On 9/02/2016 2:52 p.m., Nicholas Lee wrote:
Source? not yet.
Method? yes. There are two methods I've seen for these. Both related to
the fact that Gmail is designed to be a mailbox service. Not a
relay/forwarder. Its security systems act like a recipient mailserver
when it verifies the message built-in security; Start-TLS, SPF or DKIM.

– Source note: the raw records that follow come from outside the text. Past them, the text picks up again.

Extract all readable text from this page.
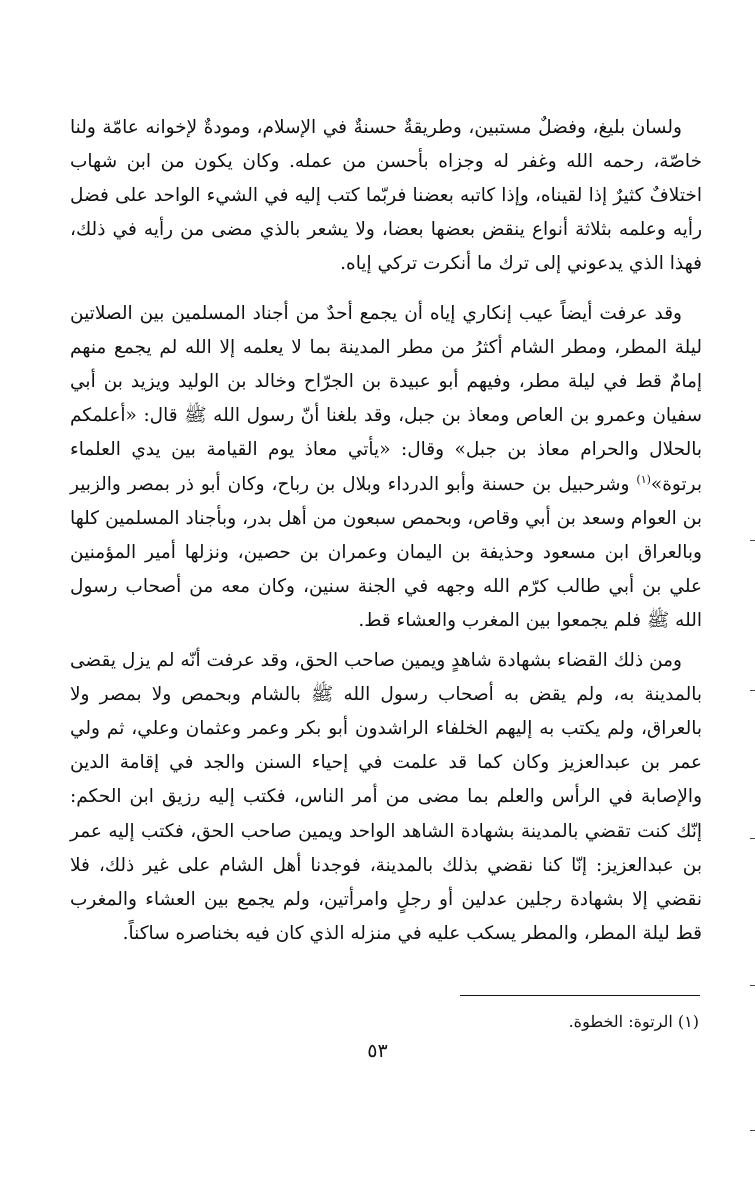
ولسان بليغ، وفضلٌ مستبين، وطريقةٌ حسنةٌ في الإسلام، ومودةٌ لإخوانه عامّة ولنا خاصّة، رحمه الله وغفر له وجزاه بأحسن من عمله. وكان يكون من ابن شهاب اختلافٌ كثيرٌ إذا لقيناه، وإذا كاتبه بعضنا فربّما كتب إليه في الشيء الواحد على فضل رأيه وعلمه بثلاثة أنواع ينقض بعضها بعضا، ولا يشعر بالذي مضى من رأيه في ذلك، فهذا الذي يدعوني إلى ترك ما أنكرت تركي إياه.

وقد عرفت أيضاً عيب إنكاري إياه أن يجمع أحدٌ من أجناد المسلمين بين الصلاتين ليلة المطر، ومطر الشام أكثرُ من مطر المدينة بما لا يعلمه إلا الله لم يجمع منهم إمامٌ قط في ليلة مطر، وفيهم أبو عبيدة بن الجرّاح وخالد بن الوليد ويزيد بن أبي سفيان وعمرو بن العاص ومعاذ بن جبل، وقد بلغنا أنّ رسول الله ﷺ قال: «أعلمكم بالحلال والحرام معاذ بن جبل» وقال: «يأتي معاذ يوم القيامة بين يدي العلماء برتوة»$^{(١)}$ وشرحبيل بن حسنة وأبو الدرداء وبلال بن رباح، وكان أبو ذر بمصر والزبير بن العوام وسعد بن أبي وقاص، وبحمص سبعون من أهل بدر، وبأجناد المسلمين كلها وبالعراق ابن مسعود وحذيفة بن اليمان وعمران بن حصين، ونزلها أمير المؤمنين علي بن أبي طالب كرّم الله وجهه في الجنة سنين، وكان معه من أصحاب رسول الله ﷺ فلم يجمعوا بين المغرب والعشاء قط.

ومن ذلك القضاء بشهادة شاهدٍ ويمين صاحب الحق، وقد عرفت أنّه لم يزل يقضى بالمدينة به، ولم يقض به أصحاب رسول الله ﷺ بالشام وبحمص ولا بمصر ولا بالعراق، ولم يكتب به إليهم الخلفاء الراشدون أبو بكر وعمر وعثمان وعلي، ثم ولي عمر بن عبدالعزيز وكان كما قد علمت في إحياء السنن والجد في إقامة الدين والإصابة في الرأس والعلم بما مضى من أمر الناس، فكتب إليه رزيق ابن الحكم: إنّك كنت تقضي بالمدينة بشهادة الشاهد الواحد ويمين صاحب الحق، فكتب إليه عمر بن عبدالعزيز: إنّا كنا نقضي بذلك بالمدينة، فوجدنا أهل الشام على غير ذلك، فلا نقضي إلا بشهادة رجلين عدلين أو رجلٍ وامرأتين، ولم يجمع بين العشاء والمغرب قط ليلة المطر، والمطر يسكب عليه في منزله الذي كان فيه بخناصره ساكناً.

(١) الرتوة: الخطوة.
٥٣
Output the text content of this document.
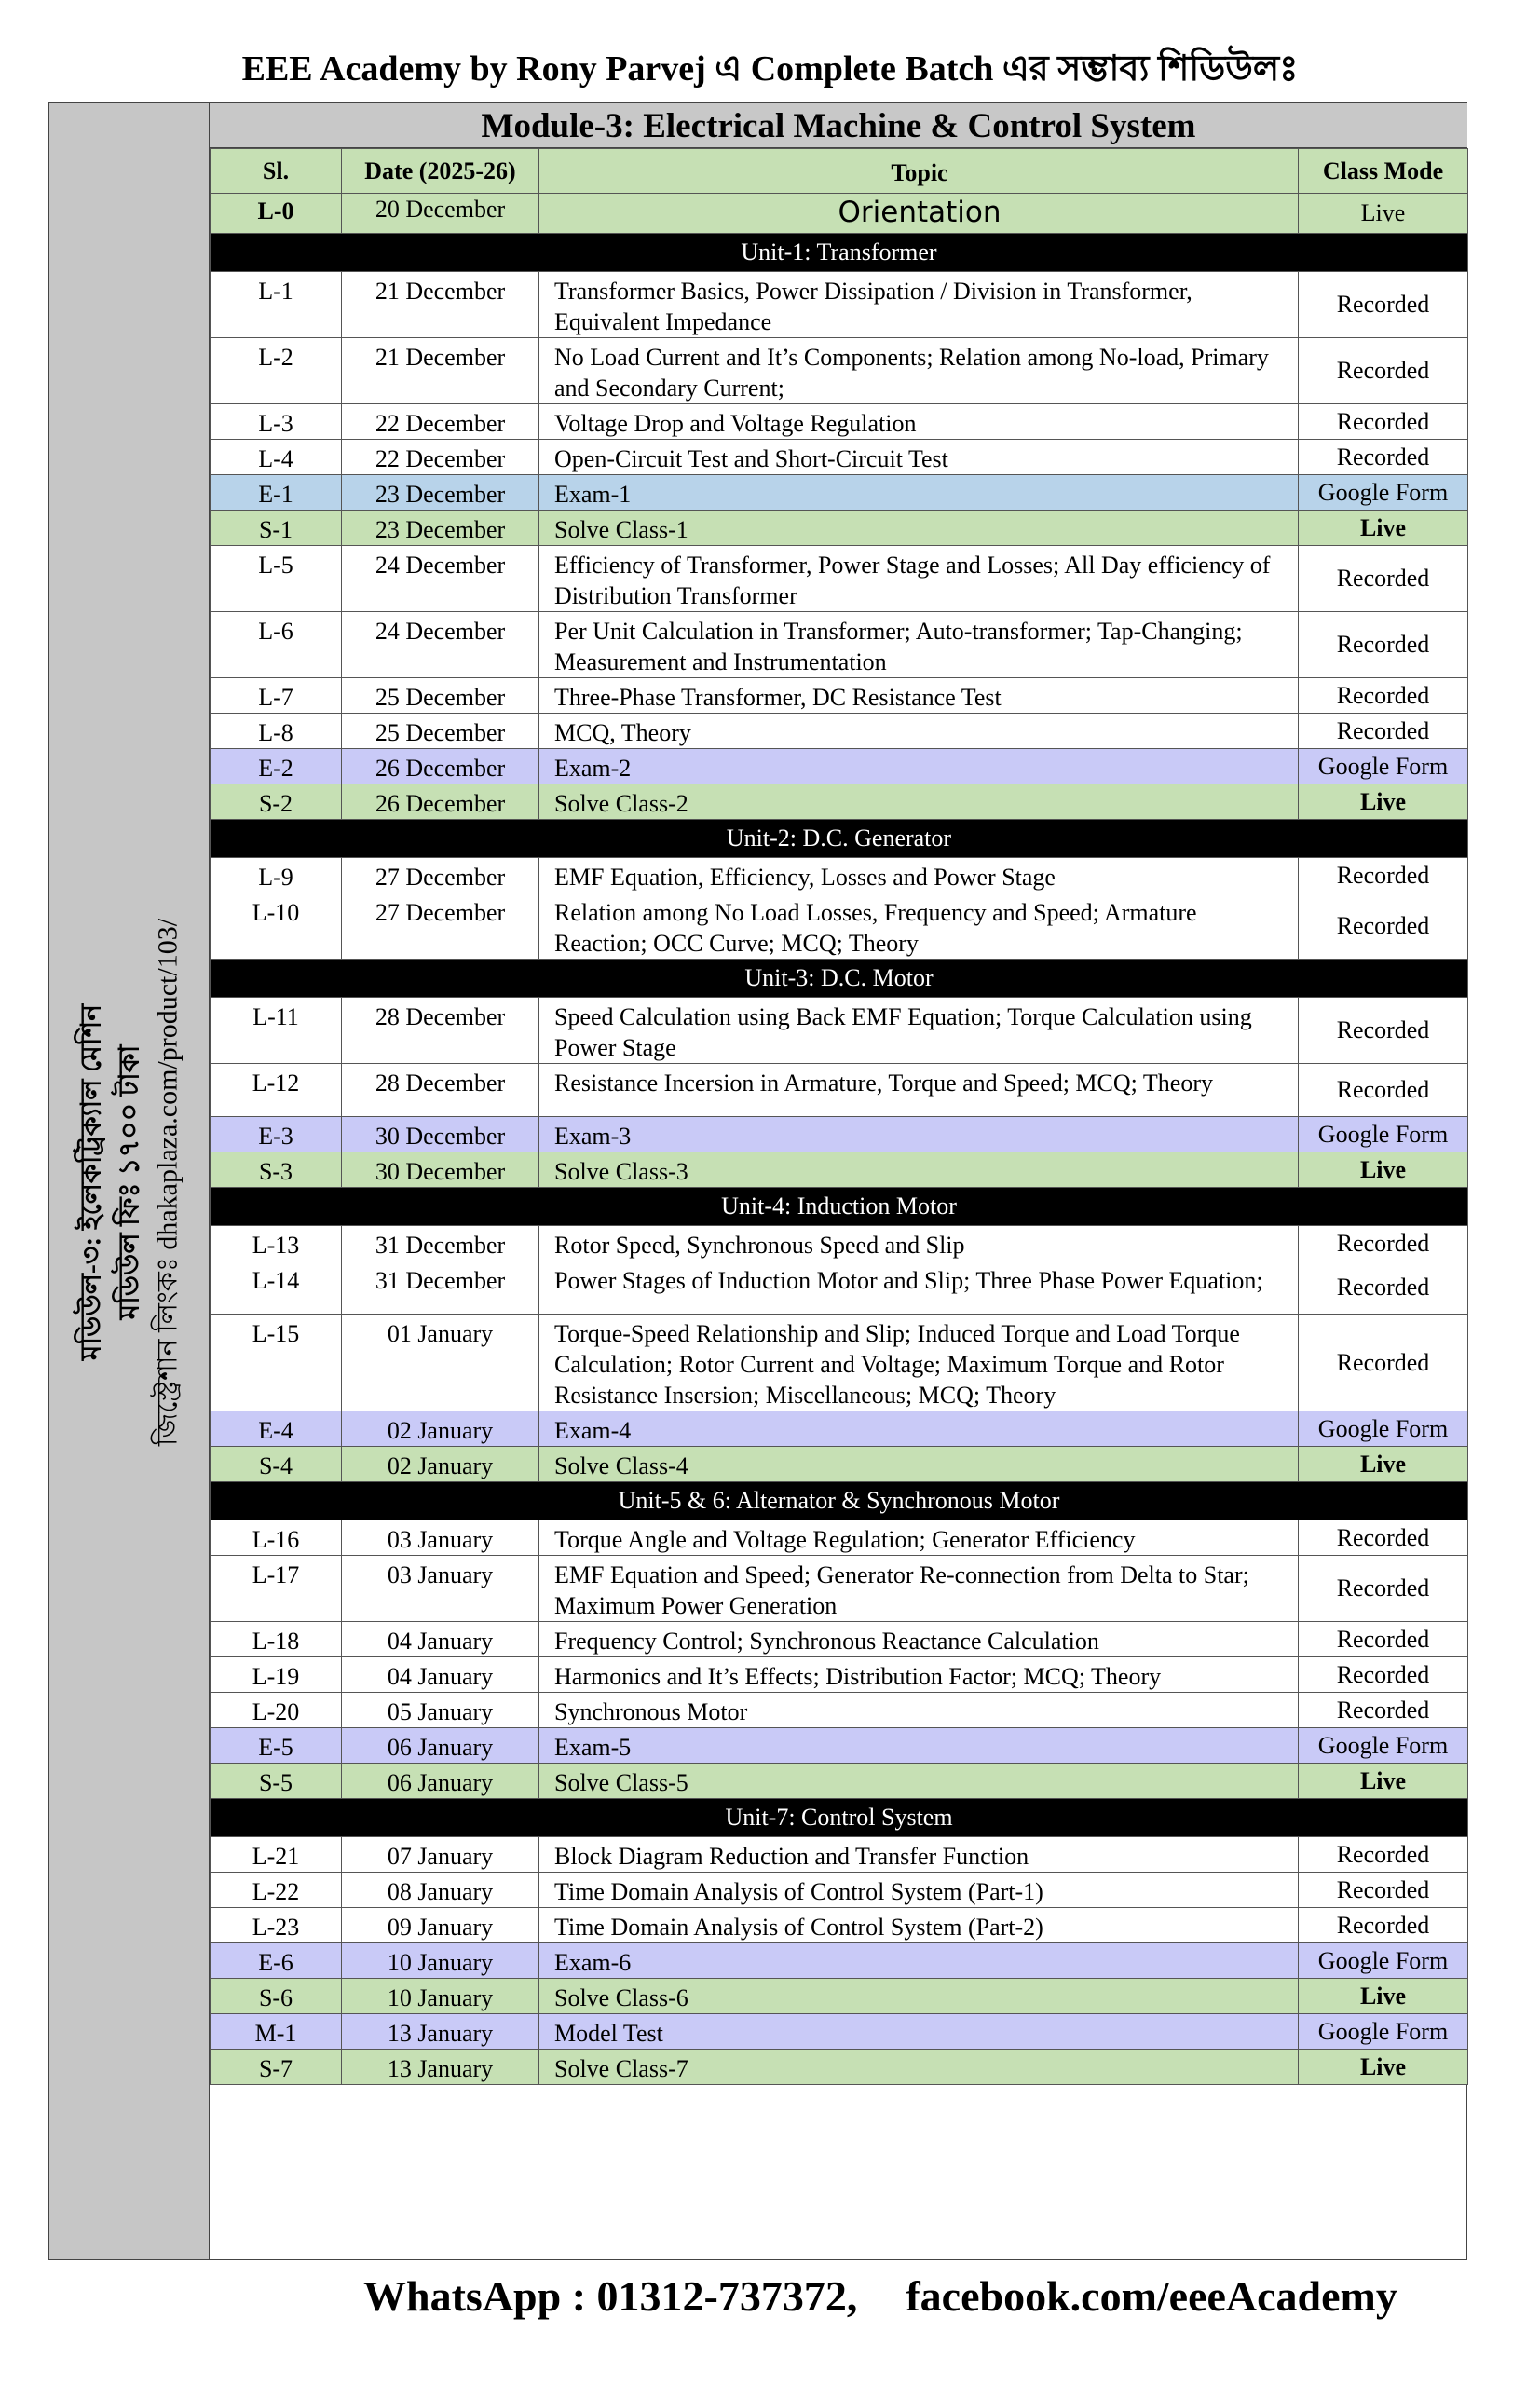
EEE Academy by Rony Parvej এ Complete Batch এর সম্ভাব্য শিডিউলঃ
মডিউল-৩: ইলেকট্রিক্যাল মেশিন মডিউল ফিঃ ১৭০০ টাকা জিস্ট্রেশান লিংকঃ dhakaplaza.com/product/103/
Module-3: Electrical Machine & Control System
Sl.	Date (2025-26)	Topic	Class Mode
L-0	20 December	Orientation	Live
Unit-1: Transformer			
L-1	21 December	Transformer Basics, Power Dissipation / Division in Transformer, Equivalent Impedance	Recorded
L-2	21 December	No Load Current and It’s Components; Relation among No-load, Primary and Secondary Current;	Recorded
L-3	22 December	Voltage Drop and Voltage Regulation	Recorded
L-4	22 December	Open-Circuit Test and Short-Circuit Test	Recorded
E-1	23 December	Exam-1	Google Form
S-1	23 December	Solve Class-1	Live
L-5	24 December	Efficiency of Transformer, Power Stage and Losses; All Day efficiency of Distribution Transformer	Recorded
L-6	24 December	Per Unit Calculation in Transformer; Auto-transformer; Tap-Changing; Measurement and Instrumentation	Recorded
L-7	25 December	Three-Phase Transformer, DC Resistance Test	Recorded
L-8	25 December	MCQ, Theory	Recorded
E-2	26 December	Exam-2	Google Form
S-2	26 December	Solve Class-2	Live
Unit-2: D.C. Generator			
L-9	27 December	EMF Equation, Efficiency, Losses and Power Stage	Recorded
L-10	27 December	Relation among No Load Losses, Frequency and Speed; Armature Reaction; OCC Curve; MCQ; Theory	Recorded
Unit-3: D.C. Motor			
L-11	28 December	Speed Calculation using Back EMF Equation; Torque Calculation using Power Stage	Recorded
L-12	28 December	Resistance Incersion in Armature, Torque and Speed; MCQ; Theory	Recorded
E-3	30 December	Exam-3	Google Form
S-3	30 December	Solve Class-3	Live
Unit-4: Induction Motor			
L-13	31 December	Rotor Speed, Synchronous Speed and Slip	Recorded
L-14	31 December	Power Stages of Induction Motor and Slip; Three Phase Power Equation;	Recorded
L-15	01 January	Torque-Speed Relationship and Slip; Induced Torque and Load Torque Calculation; Rotor Current and Voltage; Maximum Torque and Rotor Resistance Insersion; Miscellaneous; MCQ; Theory	Recorded
E-4	02 January	Exam-4	Google Form
S-4	02 January	Solve Class-4	Live
Unit-5 & 6: Alternator & Synchronous Motor			
L-16	03 January	Torque Angle and Voltage Regulation; Generator Efficiency	Recorded
L-17	03 January	EMF Equation and Speed; Generator Re-connection from Delta to Star; Maximum Power Generation	Recorded
L-18	04 January	Frequency Control; Synchronous Reactance Calculation	Recorded
L-19	04 January	Harmonics and It’s Effects; Distribution Factor; MCQ; Theory	Recorded
L-20	05 January	Synchronous Motor	Recorded
E-5	06 January	Exam-5	Google Form
S-5	06 January	Solve Class-5	Live
Unit-7: Control System			
L-21	07 January	Block Diagram Reduction and Transfer Function	Recorded
L-22	08 January	Time Domain Analysis of Control System (Part-1)	Recorded
L-23	09 January	Time Domain Analysis of Control System (Part-2)	Recorded
E-6	10 January	Exam-6	Google Form
S-6	10 January	Solve Class-6	Live
M-1	13 January	Model Test	Google Form
S-7	13 January	Solve Class-7	Live
WhatsApp : 01312-737372, facebook.com/eeeAcademy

The initial spam runs were done using DKIM. DKIM does not necessarily
authenticate the claimed sender, but only the actual sender relative to
the sending server (otherwise it would badly break mailing lists). So
the spamware a few months back was using its own fake-email and DKIM
signatures for delivery. You could see "original-sender" headers with
some hidden email address under a randomized spam domain in the
Received: headers preceeding the DKIM signatures. It appears that some
recipients (not just Gmail) would accept the mail and relay it as long
as that passed, ignoring the fact that DKIM fails for other apparent
'original' addresses in the message.
This run appears to be using SPF in a similar way. Domains with a
transitional "softfail" policy (~all) are stating that any IP address
anywhere is not-denied as an origin for that domain.
Moral of the story is that if you are going to be using any security
features make sure you have them configured securely. And dont rely on
them completely. Halfway "transitional" workarounds like softfail should
only be used temporarily, if at all.